Em segundo lugar, semelhança a Cristo e o desafio do evangelismo. Porque será, você já deve ter perguntado, como eu também o fiz, que em muitas situações nosso esforço evangelístico é carregado de fracasso? Diversas razões podem ser dadas e eu não quero simplificar por demais, mas uma razão fundamental é que não nos parecemos com o Cristo que estamos proclamando. John Poulton, que escreveu sobre isto em um pequeno grupo, muito perceptivo, intitulado “Um tipo atual de evangelismo”, escreveu o seguinte: “A pregação mais efetiva vem daqueles que corporificam as coisas que estão dizendo. Eles são a mensagem. Cristãos precisam parecer com o que estão falando. São primariamente, não palavras ou idéias, mas pessoas que comunicam. Autenticidade se transmite. No mais íntimo das pessoas, o que comunica hoje é basicamente autenticidade pessoal.”

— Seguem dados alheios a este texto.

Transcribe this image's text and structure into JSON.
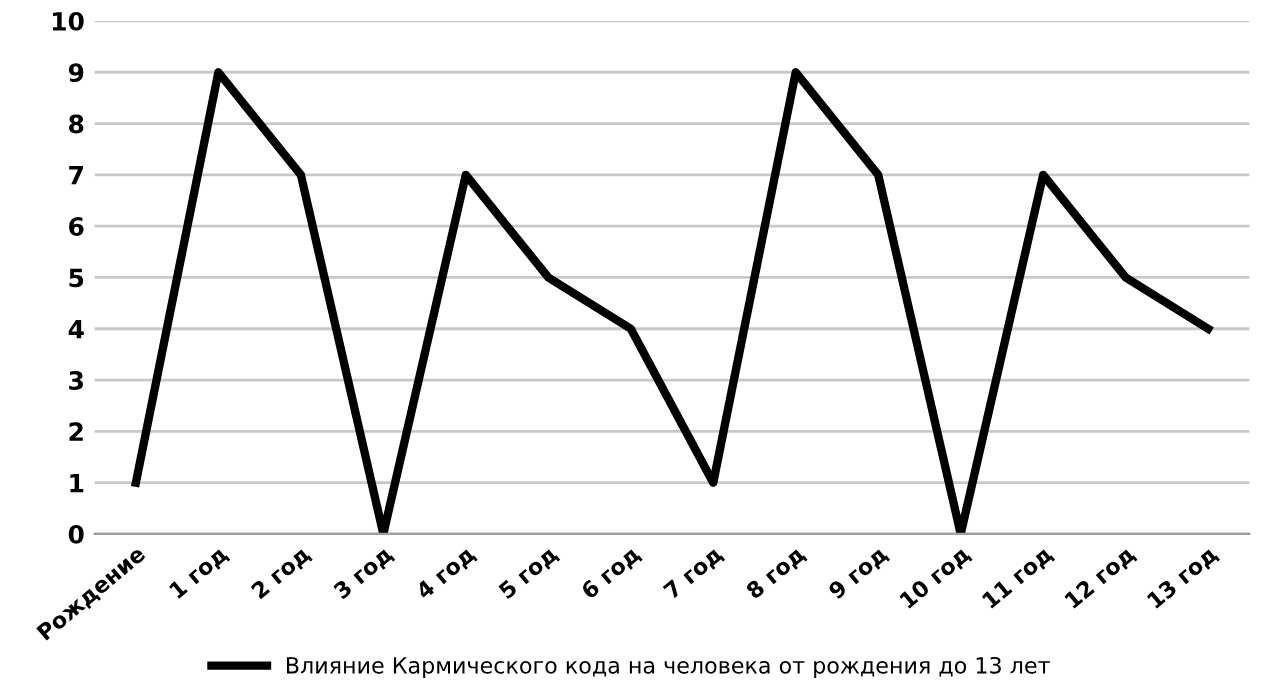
{
  "chart_data": {
    "type": "line",
    "categories": [
      "Рождение",
      "1 год",
      "2 год",
      "3 год",
      "4 год",
      "5 год",
      "6 год",
      "7 год",
      "8 год",
      "9 год",
      "10 год",
      "11 год",
      "12 год",
      "13 год"
    ],
    "series": [
      {
        "name": "Влияние Кармического кода на человека от рождения до 13 лет",
        "color": "#000000",
        "values": [
          1,
          9,
          7,
          0,
          7,
          5,
          4,
          1,
          9,
          7,
          0,
          7,
          5,
          4
        ]
      }
    ],
    "ylim": [
      0,
      10
    ],
    "yticks": [
      0,
      1,
      2,
      3,
      4,
      5,
      6,
      7,
      8,
      9,
      10
    ],
    "grid": "y",
    "legend": "bottom",
    "marker": "none",
    "line_style": "solid"
  }
}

Isso é semelhança a Cristo. Deixe-me dar um outro exemplo. Havia um professor hindu na Índia que certa vez identificou um de seus alunos como sendo cristão e lhe disse: “Se vocês cristãos vivessem como Jesus Cristo, a Índia estaria a seus pés amanhã.” Eu acho que a Índia estaria aos seus pés hoje se nós cristãos vivêssemos como Cristo. Do mundo islâmico, o Reverendo Iskandar Jadeed, que era um árabe muçulmano, disse que “se todos os cristãos fossem cristãos – isto é, como Cristo – não haveria mais Islã hoje.”

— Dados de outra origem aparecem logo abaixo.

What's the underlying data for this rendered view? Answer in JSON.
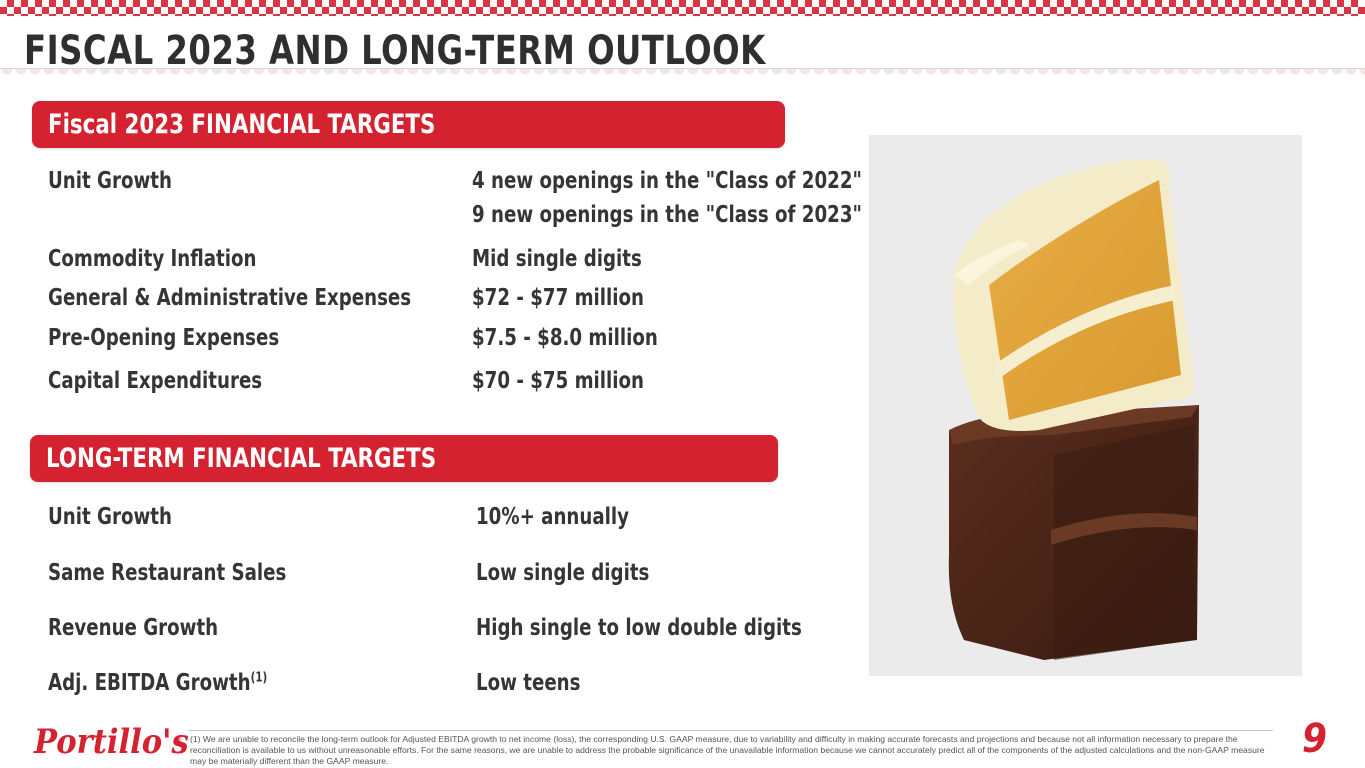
{
  "title": "FISCAL 2023 AND LONG-TERM OUTLOOK",
  "fiscal": {
    "heading": "Fiscal 2023 FINANCIAL TARGETS",
    "rows": [
      {
        "label": "Unit Growth",
        "value": "4 new openings in the \"Class of 2022\"",
        "value2": "9 new openings in the \"Class of 2023\""
      },
      {
        "label": "Commodity Inflation",
        "value": "Mid single digits"
      },
      {
        "label": "General & Administrative Expenses",
        "value": "$72 - $77 million"
      },
      {
        "label": "Pre-Opening Expenses",
        "value": "$7.5 - $8.0 million"
      },
      {
        "label": "Capital Expenditures",
        "value": "$70 - $75 million"
      }
    ]
  },
  "longterm": {
    "heading": "LONG-TERM FINANCIAL TARGETS",
    "rows": [
      {
        "label": "Unit Growth",
        "value": "10%+ annually"
      },
      {
        "label": "Same Restaurant Sales",
        "value": "Low single digits"
      },
      {
        "label": "Revenue Growth",
        "value": "High single to low double digits"
      },
      {
        "label": "Adj. EBITDA Growth",
        "sup": "(1)",
        "value": "Low teens"
      }
    ]
  },
  "footer": {
    "logo": "Portillo's",
    "registered": "®",
    "footnote": "(1) We are unable to reconcile the long-term outlook for Adjusted EBITDA growth to net income (loss), the corresponding U.S. GAAP measure, due to variability and difficulty in making accurate forecasts and projections and because not all information necessary to prepare the reconciliation is available to us without unreasonable efforts. For the same reasons, we are unable to address the probable significance of the unavailable information because we cannot accurately predict all of the components of the adjusted calculations and the non-GAAP measure may be materially different than the GAAP measure.",
    "page_number": "9"
  },
  "colors": {
    "brand_red": "#d42231",
    "text": "#353535"
  },
  "image": {
    "subject": "cake-slice-photo"
  }
}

Isto me leva ao meu terceiro ponto – a semelhança a Cristo e a presença do Espírito. Eu falei muito hoje sobre o assemelhar-se a Cristo, mas isso é possível? Pela nossa própria força, obviamente, não é. Mas Deus nos deu o seu Espírito Santo para habitar em nós, para nos mudar de dentro para fora. William Temple, arcebispo na década de 1940, costumava ilustrar essa questão a partir de Shakespeare: “Não adianta nada me dar uma peça como Hamlet ou Rei Lear e me dizer para escrever uma peça assim. Shakespeare conseguia – eu não. E não adianta nada me mostrar uma vida como a vida de Jesus e me dizer para viver uma vida assim. Jesus conseguia – eu não. Mas se a genialidade de Shakespeare pudesse vir e habitar em mim, então eu poderia escrever uma peça como essas. E se o Espírito pudesse vir para dentro de mim, então eu poderia viver uma vida como a dEle.”

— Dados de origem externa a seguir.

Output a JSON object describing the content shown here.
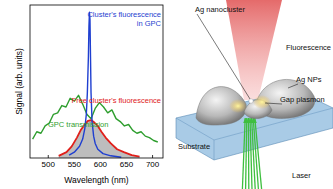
{
  "chart_data": {
    "type": "line",
    "x_label": "Wavelength (nm)",
    "y_label": "Signal (arb. units)",
    "xlim": [
      465,
      720
    ],
    "ylim": [
      0,
      1.05
    ],
    "xticks": [
      500,
      550,
      600,
      650,
      700
    ],
    "tick_labels": "x",
    "grid": false,
    "series": [
      {
        "name": "GPC transmission",
        "color": "#2e9e2e",
        "type": "line",
        "x": [
          470,
          478,
          486,
          494,
          502,
          510,
          518,
          526,
          534,
          542,
          550,
          558,
          566,
          574,
          582,
          590,
          598,
          606,
          614,
          622,
          630,
          638,
          646,
          654,
          662,
          670,
          678,
          686,
          694,
          702,
          710
        ],
        "values": [
          0.13,
          0.18,
          0.17,
          0.22,
          0.24,
          0.3,
          0.31,
          0.36,
          0.35,
          0.41,
          0.39,
          0.43,
          0.37,
          0.3,
          0.27,
          0.34,
          0.38,
          0.35,
          0.31,
          0.33,
          0.27,
          0.25,
          0.22,
          0.23,
          0.19,
          0.17,
          0.18,
          0.15,
          0.14,
          0.12,
          0.11
        ]
      },
      {
        "name": "Free cluster's fluorescence",
        "color": "#e0201b",
        "type": "area",
        "x": [
          520,
          535,
          545,
          555,
          562,
          570,
          576,
          582,
          588,
          595,
          602,
          610,
          620,
          632,
          645,
          660,
          675
        ],
        "values": [
          0.015,
          0.04,
          0.08,
          0.14,
          0.19,
          0.23,
          0.255,
          0.26,
          0.245,
          0.22,
          0.18,
          0.14,
          0.1,
          0.06,
          0.04,
          0.02,
          0.01
        ]
      },
      {
        "name": "Cluster's fluorescence in GPC",
        "color": "#1f3fd0",
        "type": "line",
        "x": [
          540,
          550,
          560,
          566,
          570,
          573,
          575,
          577,
          578,
          579,
          580,
          581,
          582,
          584,
          587,
          590,
          595,
          605,
          620,
          640
        ],
        "values": [
          0.02,
          0.04,
          0.08,
          0.13,
          0.2,
          0.3,
          0.45,
          0.7,
          0.9,
          1.0,
          0.95,
          0.7,
          0.45,
          0.25,
          0.15,
          0.1,
          0.06,
          0.03,
          0.015,
          0.005
        ]
      }
    ]
  },
  "diagram": {
    "labels": [
      "Ag nanocluster",
      "Fluorescence",
      "Ag NPs",
      "Gap plasmon",
      "Substrate",
      "Laser"
    ]
  }
}
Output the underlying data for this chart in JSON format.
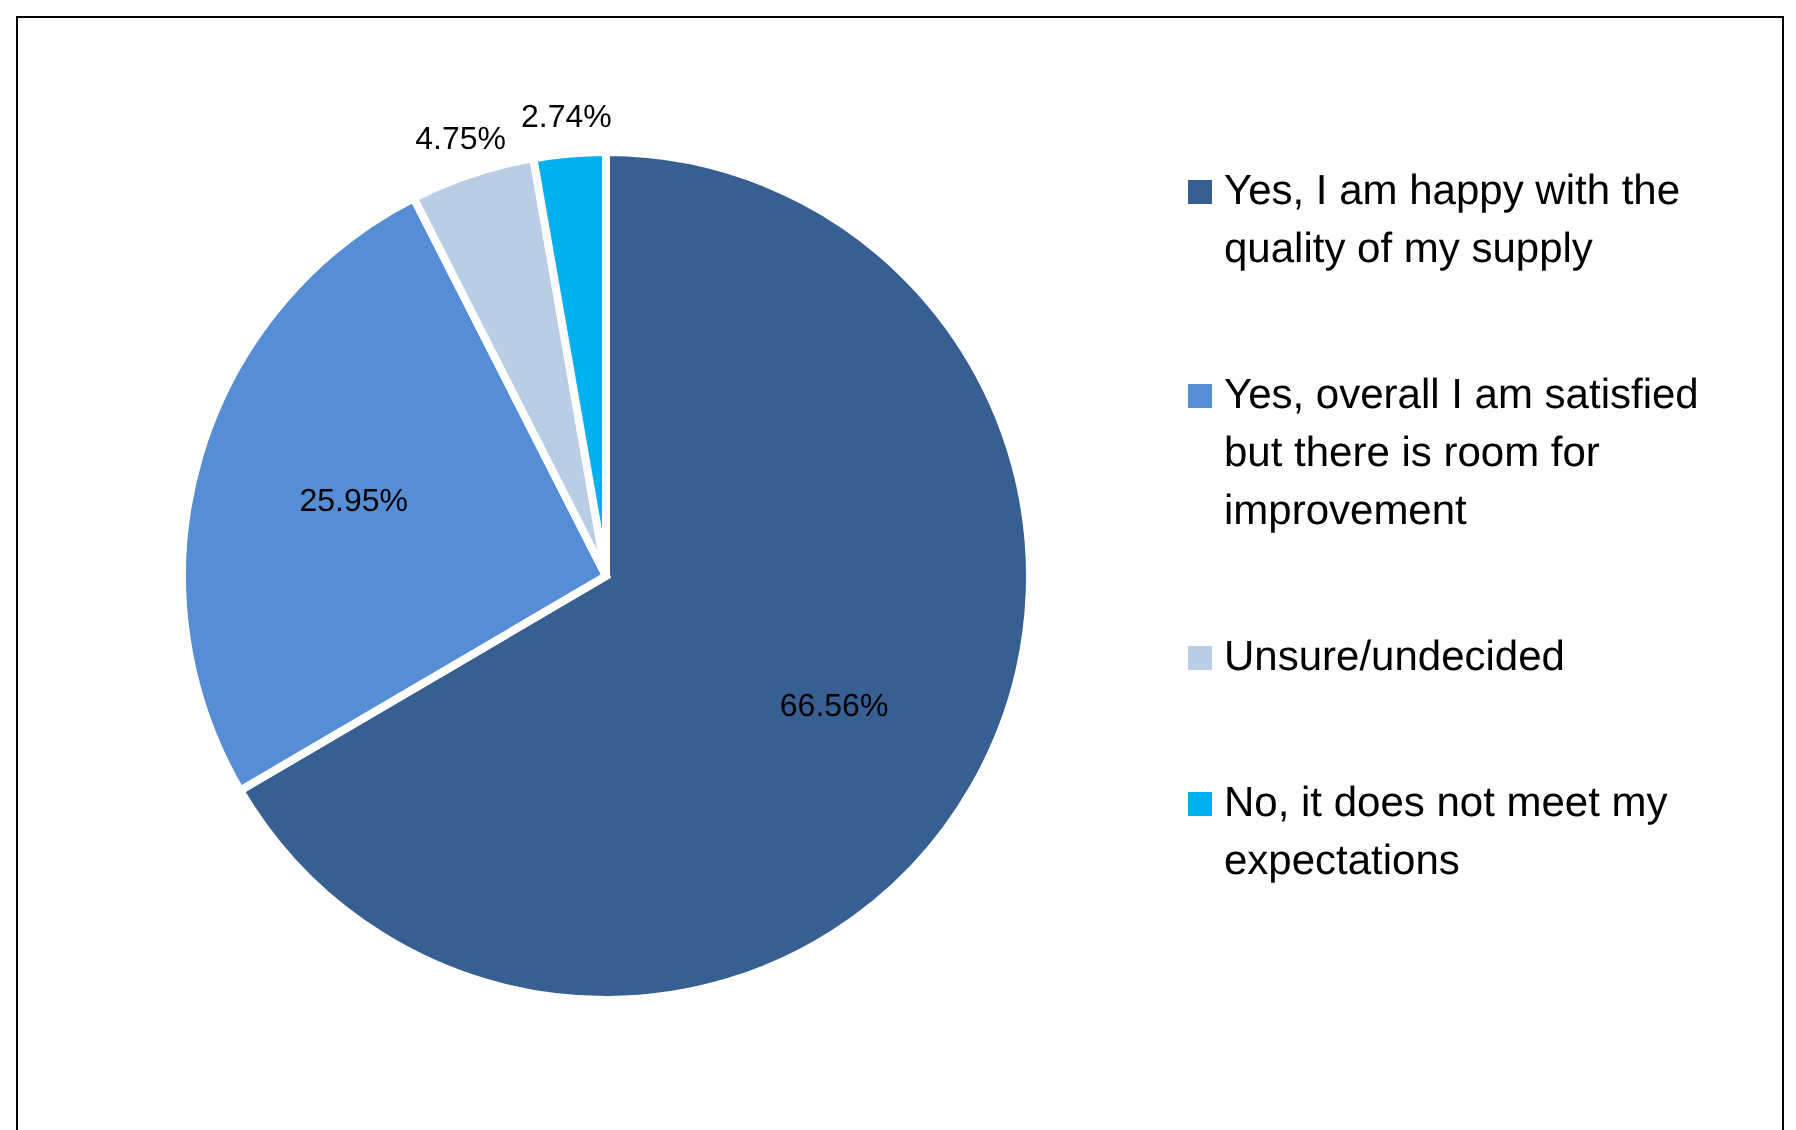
{
  "chart_data": {
    "type": "pie",
    "categories": [
      "Yes, I am happy with the quality of my supply",
      "Yes, overall I am satisfied but there is room for improvement",
      "Unsure/undecided",
      "No, it does not meet my expectations"
    ],
    "values": [
      66.56,
      25.95,
      4.75,
      2.74
    ],
    "colors": [
      "#375f91",
      "#558ed5",
      "#b9cde5",
      "#00b0f0"
    ],
    "value_labels": [
      "66.56%",
      "25.95%",
      "4.75%",
      "2.74%"
    ],
    "legend": "right"
  }
}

Então eu concluo como um breve sumário do que tentamos dizer um ao outro: o propósito de Deus é nos tornar semelhantes a Cristo. A maneira de Deus para assemelhar-nos a Cristo é nos enchendo com o seu Espírito. Em outras palavras, trata-se de uma conclusão trinitária, que diz respeito ao Pai, ao Filho e ao Espírito Santo.